‘Wat vind je belangrijker,’ vroeg de docent, ‘dat het gezellig is, of dat er hard gewerkt wordt?’ Hij was het uur ervoor in mijn les komen kijken en constateerde dat ik wel heel veel met een glimlach deed. Ik zag het ook, toen ik het op video terugkeek. ‘Jongens,’ hoorde ik mezelf voor misschien wel de vijfde keer zeggen. Ik sprak drie leerlingen aan die constant aan het klieren waren. ‘Ik weet niet hoe ik het nog duidelijker kan maken dan dit – doe het niet!’ Vervolgens schoot ik in de lach om het feit dat het deze bijna volwassen gasten niet lukte om even drie minuten van elkaar af te blijven.
(‘Ik kan er ook om janken,’ zou mijn moeder zeggen, ‘maar daar heeft ook niemand iets aan.’)
Sinds februari loop ik stage op een middelbare school in Utrecht, waar ik CKV geef in de vierde en kunstgeschiedenis in de vijfde. Ze geven er geen doorsnee onderwijs: er is veel vakoverstijgend, projectmatig, leerlingen krijgen veel vrijheid om hun eigen planning te maken.
Oh, en er zijn geen regels.
Althans – zo lijkt het.
In de eerste week was ik vooral bij andere docenten aan het meekijken. Het viel me direct op dat het er allemaal wat losjes aan toeging. ‘Het lijkt helemaal niet op een school,’ vertelde ik wanneer me gevraagd werd naar mijn ervaringen. Het leek helemaal niet op mijn school, bedoelde ik dan eigenlijk.
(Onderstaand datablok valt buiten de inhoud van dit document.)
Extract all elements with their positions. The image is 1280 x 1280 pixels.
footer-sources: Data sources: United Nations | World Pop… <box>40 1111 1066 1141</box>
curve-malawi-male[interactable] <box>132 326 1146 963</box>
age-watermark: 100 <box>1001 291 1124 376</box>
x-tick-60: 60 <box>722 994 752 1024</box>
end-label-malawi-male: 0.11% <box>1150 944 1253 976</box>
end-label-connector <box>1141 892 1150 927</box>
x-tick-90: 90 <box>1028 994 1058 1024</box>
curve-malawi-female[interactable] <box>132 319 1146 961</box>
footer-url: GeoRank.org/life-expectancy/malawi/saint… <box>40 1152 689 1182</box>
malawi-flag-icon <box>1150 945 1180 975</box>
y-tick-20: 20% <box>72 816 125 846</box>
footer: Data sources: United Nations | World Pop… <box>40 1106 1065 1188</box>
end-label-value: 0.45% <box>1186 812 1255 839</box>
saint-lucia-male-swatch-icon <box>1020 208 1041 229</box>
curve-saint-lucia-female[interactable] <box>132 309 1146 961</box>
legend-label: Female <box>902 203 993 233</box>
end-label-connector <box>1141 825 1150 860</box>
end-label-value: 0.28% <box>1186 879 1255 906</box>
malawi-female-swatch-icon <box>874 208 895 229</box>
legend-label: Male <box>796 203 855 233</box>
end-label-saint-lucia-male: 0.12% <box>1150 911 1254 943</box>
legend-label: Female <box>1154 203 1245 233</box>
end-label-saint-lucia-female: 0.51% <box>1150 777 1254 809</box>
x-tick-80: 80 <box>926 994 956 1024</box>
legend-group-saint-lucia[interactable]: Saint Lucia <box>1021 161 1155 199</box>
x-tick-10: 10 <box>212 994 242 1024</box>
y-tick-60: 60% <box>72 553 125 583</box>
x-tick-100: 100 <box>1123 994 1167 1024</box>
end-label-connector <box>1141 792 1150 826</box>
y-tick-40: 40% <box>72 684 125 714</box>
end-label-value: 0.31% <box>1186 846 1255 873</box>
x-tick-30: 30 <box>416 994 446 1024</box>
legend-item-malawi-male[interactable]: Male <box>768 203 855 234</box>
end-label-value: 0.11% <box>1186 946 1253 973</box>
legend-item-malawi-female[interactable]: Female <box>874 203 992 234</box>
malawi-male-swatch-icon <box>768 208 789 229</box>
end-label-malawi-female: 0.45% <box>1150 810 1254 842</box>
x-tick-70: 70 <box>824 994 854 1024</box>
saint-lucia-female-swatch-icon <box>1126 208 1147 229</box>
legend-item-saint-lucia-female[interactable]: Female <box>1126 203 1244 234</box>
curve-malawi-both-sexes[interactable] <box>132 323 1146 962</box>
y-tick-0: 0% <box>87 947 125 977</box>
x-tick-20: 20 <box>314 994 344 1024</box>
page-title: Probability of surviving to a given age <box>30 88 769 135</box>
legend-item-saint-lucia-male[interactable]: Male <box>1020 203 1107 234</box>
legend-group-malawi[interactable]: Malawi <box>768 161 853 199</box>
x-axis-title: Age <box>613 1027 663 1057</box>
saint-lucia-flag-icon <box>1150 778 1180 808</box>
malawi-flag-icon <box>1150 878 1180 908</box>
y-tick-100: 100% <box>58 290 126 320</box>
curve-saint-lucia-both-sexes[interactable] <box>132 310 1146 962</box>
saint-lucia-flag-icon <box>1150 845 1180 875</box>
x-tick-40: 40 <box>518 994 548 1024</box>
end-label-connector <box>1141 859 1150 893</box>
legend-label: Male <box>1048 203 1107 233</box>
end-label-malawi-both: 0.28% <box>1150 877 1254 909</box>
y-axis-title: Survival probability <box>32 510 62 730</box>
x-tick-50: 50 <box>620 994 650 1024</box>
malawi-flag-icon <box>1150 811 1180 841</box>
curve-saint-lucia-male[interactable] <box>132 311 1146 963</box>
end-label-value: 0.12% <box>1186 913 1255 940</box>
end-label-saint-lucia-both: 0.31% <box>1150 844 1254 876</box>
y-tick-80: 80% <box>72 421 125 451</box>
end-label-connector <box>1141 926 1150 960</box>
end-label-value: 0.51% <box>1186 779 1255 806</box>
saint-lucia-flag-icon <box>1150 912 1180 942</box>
Wanneer ik langs de lokalen liep, zag het er absoluut niet uit zoals in mijn herinnering: leerlingen in rijtjes, schriften op tafel, hun blikken gericht op een docent vooraan. Leerlingen hadden hier veel meer ruimte om te doen waar ze zin in hadden. Ik zag ze zittend op tafels de uitleg volgen, ik zag ze slepen met meubilair als ze op een andere plaats wilden zitten. Ik zag leerlingen op willekeurige momenten het lokaal uit wandelen – waarheen, dat was me een raadsel. Mocht dat allemaal zomaar? Bij navraag bleek dat niet alleen de leerlingen, maar ook de docenten erg vrij waren. Dat betekende dus geen algemeen geldende regels: wat wel en niet mocht, dat moest ieder voor zich uitmaken.
Deels vond ik dat fijn. Van regels-om-de-regels zou ik niet gelukkig worden. Van stagiairs op andere scholen hoorde ik over kledingvoorschriften en nablijflokalen, wat ik zeker niet gezellig vond klinken. Hoe zat dat op deze school eigenlijk, vroeg ik mijn stagebegeleider. Ze vertelde dat leerlingen niet uit de klas konden worden verwijderd. ‘Of ja, je kan iemand er wel uit sturen, maar ik zou niet weten waar diegene dan heen zou gaan. Je moet gewoon samen het gesprek aangaan.’ Dat klonk als een prima oplossing voor mij. Ook in het feit dat docenten bij de voornaam werden genoemd – geen meneer, geen mevrouw – kon ik me goed vinden.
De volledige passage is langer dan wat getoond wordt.